The binding energies of the nuclei of $^4_2He$, $^7_3Li$, $^{12}_6C$ & $^{14}_7N$ are 28, 52, 90, 98 MeV respectively.

Which of these is most stable.

• A. $^4_2He$
• B. $^7_3Li$
• C. $^{12}_6C$
• D. $^{14}_7N$

Answer 1

Answer: (C)

The most stable nucleus is $^{12}_6C$.

Answer 2

To determine the most stable nucleus, we need to calculate the binding energy per nucleon (BE/A) for each given nucleus.

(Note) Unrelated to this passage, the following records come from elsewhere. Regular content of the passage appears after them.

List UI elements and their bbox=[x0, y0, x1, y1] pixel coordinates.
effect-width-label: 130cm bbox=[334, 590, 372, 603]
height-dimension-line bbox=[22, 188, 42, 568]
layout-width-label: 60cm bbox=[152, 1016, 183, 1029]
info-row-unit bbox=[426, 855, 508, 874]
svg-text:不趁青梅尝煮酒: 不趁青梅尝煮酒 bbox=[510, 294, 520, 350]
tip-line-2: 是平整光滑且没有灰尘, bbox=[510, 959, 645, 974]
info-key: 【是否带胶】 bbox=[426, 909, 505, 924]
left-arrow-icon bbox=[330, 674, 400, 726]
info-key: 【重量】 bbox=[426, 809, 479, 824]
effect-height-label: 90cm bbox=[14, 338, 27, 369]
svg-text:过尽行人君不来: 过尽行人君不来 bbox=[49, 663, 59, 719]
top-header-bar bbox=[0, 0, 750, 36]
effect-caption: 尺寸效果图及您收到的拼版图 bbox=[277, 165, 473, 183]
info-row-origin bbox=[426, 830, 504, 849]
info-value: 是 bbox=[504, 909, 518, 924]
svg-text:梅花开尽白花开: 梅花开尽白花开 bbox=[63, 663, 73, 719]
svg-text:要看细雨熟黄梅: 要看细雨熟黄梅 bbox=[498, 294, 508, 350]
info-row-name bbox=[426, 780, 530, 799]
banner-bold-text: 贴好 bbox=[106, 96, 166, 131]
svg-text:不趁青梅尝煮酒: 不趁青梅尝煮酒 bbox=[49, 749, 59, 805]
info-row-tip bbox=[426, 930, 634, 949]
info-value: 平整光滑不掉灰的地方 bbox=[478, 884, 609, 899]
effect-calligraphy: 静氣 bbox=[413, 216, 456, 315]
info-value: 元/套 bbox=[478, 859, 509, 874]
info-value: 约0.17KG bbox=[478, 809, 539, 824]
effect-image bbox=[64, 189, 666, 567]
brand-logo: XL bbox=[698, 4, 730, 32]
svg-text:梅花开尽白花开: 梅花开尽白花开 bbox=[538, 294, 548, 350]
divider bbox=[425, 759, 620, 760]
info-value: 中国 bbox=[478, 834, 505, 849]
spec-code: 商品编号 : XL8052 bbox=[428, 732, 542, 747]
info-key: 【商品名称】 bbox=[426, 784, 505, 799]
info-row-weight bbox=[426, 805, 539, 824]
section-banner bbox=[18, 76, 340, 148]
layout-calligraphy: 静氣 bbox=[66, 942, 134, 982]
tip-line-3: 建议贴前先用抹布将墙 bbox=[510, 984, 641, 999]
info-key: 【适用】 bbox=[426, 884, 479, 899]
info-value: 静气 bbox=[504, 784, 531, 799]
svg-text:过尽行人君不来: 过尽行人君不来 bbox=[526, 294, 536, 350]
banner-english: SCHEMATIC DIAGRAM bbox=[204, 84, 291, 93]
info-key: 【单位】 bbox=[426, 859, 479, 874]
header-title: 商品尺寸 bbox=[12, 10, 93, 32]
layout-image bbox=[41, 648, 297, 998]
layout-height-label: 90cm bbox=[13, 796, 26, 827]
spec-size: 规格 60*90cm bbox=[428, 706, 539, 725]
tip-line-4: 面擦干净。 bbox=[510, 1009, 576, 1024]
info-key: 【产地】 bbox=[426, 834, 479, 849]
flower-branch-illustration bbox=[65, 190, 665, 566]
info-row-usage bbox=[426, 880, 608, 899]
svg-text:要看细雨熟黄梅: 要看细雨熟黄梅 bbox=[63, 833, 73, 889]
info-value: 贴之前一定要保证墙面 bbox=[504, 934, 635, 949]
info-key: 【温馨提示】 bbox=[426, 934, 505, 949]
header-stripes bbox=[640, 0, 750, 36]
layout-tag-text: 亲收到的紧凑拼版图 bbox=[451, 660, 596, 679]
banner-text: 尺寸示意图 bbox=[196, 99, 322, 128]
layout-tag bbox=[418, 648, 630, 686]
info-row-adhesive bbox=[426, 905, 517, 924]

A higher binding energy per nucleon indicates greater stability.

The number of nucleons (A) for each nucleus is given by the superscript.

1. For $^4_2He$:

   • Binding Energy (BE) = 28 MeV
   • Number of nucleons (A) = 4
   • Binding Energy per Nucleon = $\frac{28 \text{ MeV}}{4 \text{ nucleons}} = 7.0 \text{ MeV/nucleon}$

2. For $^7_3Li$:

   • Binding Energy (BE) = 52 MeV
   • Number of nucleons (A) = 7
   • Binding Energy per Nucleon = $\frac{52 \text{ MeV}}{7 \text{ nucleons}} \approx 7.43 \text{ MeV/nucleon}$

3. For $^{12}_6C$:

   • Binding Energy (BE) = 90 MeV
   • Number of nucleons (A) = 12
   • Binding Energy per Nucleon = $\frac{90 \text{ MeV}}{12 \text{ nucleons}} = 7.5 \text{ MeV/nucleon}$

4. For $^{14}_7N$:

   • Binding Energy (BE) = 98 MeV
   • Number of nucleons (A) = 14
   • Binding Energy per Nucleon = $\frac{98 \text{ MeV}}{14 \text{ nucleons}} = 7.0 \text{ MeV/nucleon}$

Comparing the binding energies per nucleon:

• $^4_2He$: 7.0 MeV/nucleon
• $^7_3Li$: 7.43 MeV/nucleon
• $^{12}_6C$: 7.5 MeV/nucleon
• $^{14}_7N$: 7.0 MeV/nucleon

The nucleus $^{12}_6C$ has the highest binding energy per nucleon (7.5 MeV/nucleon), making it the most stable among the given options.